Advanced techniques form the building blocks of future applications
The reasoning capability of LLMs is at the core of agent frameworks. There are various research initiatives in progress to improve generation of reasoning chains, including these approaches:
Reasoning or search (“thinking”) algorithms
LLMs fundamentally generate chains using either greedy search, which tries to make the locally optimal choice at each stage, or the more complex beam search, which systematically expands the most promising nodes. These are effective algorithms for predicting the next token, but not necessarily for generating reasoning chains where every step matters for producing the final outcome.
To enhance reasoning and planning, we can use search algorithms like Monte Carlo tree search, depth-first search, or breadth-first search. These methods explore potential thought sequences (or chains of thought) and use reward models to guide the search towards better solutions. This iterative process, involving multiple steps during inference, allows for more deliberate and thorough problem-solving, often referred to as “slow thinking.”
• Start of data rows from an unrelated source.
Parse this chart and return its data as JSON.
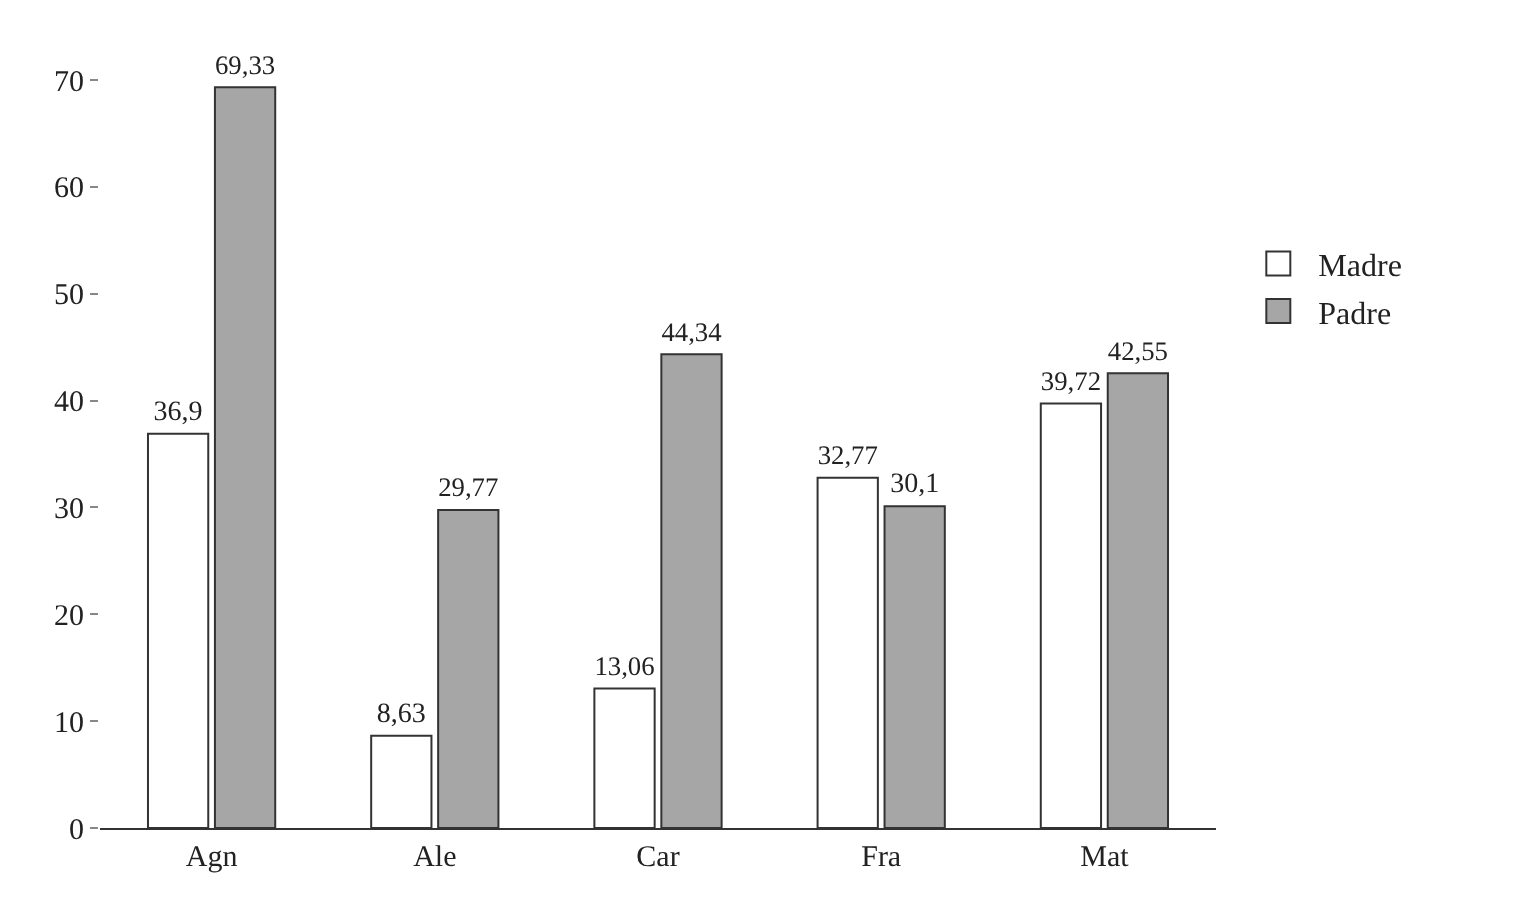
{
  "chart_data": {
    "type": "bar",
    "categories": [
      "Agn",
      "Ale",
      "Car",
      "Fra",
      "Mat"
    ],
    "series": [
      {
        "name": "Madre",
        "color": "#ffffff",
        "values": [
          36.9,
          8.63,
          13.06,
          32.77,
          39.72
        ],
        "value_labels": [
          "36,9",
          "8,63",
          "13,06",
          "32,77",
          "39,72"
        ]
      },
      {
        "name": "Padre",
        "color": "#a6a6a6",
        "values": [
          69.33,
          29.77,
          44.34,
          30.1,
          42.55
        ],
        "value_labels": [
          "69,33",
          "29,77",
          "44,34",
          "30,1",
          "42,55"
        ]
      }
    ],
    "ylim": [
      0,
      70
    ],
    "yticks": [
      0,
      10,
      20,
      30,
      40,
      50,
      60,
      70
    ],
    "legend": "right"
  }
}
These techniques allow for agents planning and decisioning abilities by:
- Supporting complex task decomposition for agent workflows, crucial to navigate dynamic workflows. For example, in a large code refactoring or upgrade, agents analyze the code and tool outputs to decide precisely which code sections need to be adjusted.
- Improving adaptive behavior by allowing agents to navigate dynamic environment. In an example of code refactoring, a refactoring agent would analyze the code based using code profiling tools available to it, identify code smells (cyclometric complexity or long methods) and refactor small parts of the code. It then runs the test case and based on outcome of that, either proceeds with the next code refactoring or fixes the issue that caused the test case to fail.
- Goal-oriented action by using reward models — such as allowing an agent to regenerate the code for a given requirement until compilation or test cases are run successfully.
This concept was popularized by a paper titled Scaling LLM test time compute optimally can be more effective than scaling model parameters and is one of the most promising and exciting areas of research.
Ensemble methods
This approach combines multiple models to produce enhanced results, as popularized by LLM-debate, agent forest, and mixture of agents. These methods work by increasing the number of agents and using simple methods like sampling and majority voting to determine the final reasoning output, which increases the accuracy of reasoning chains. Once the multiple outputs are generated, majority voting is used to determine the final answer.
Process reward models
These models are emerging as a promising approach for supervision of reasoning chains generated by LLMs. The reasoning chains or plans generated by LLMs are validated using process reward models, which are trained with step-level labels, unlike traditional reward models which just includes labels for final step or answer.
However, training the process reward models can be challenging for tasks with long sequences of steps such as application root cause analysis and debugging. The approach of intermediate steps using a reward model that incentivizes the correct reasoning chain presents an interesting approach toward generating accurate reasoning chains.
Advances in AI agents are being used to build tools for businesses that streamline processes and improve outcomes for users and customers, with each stage of development building on previous work. There are exciting and promising research approaches in play that will go towards building further advanced AI agents that are likely to deliver even more value.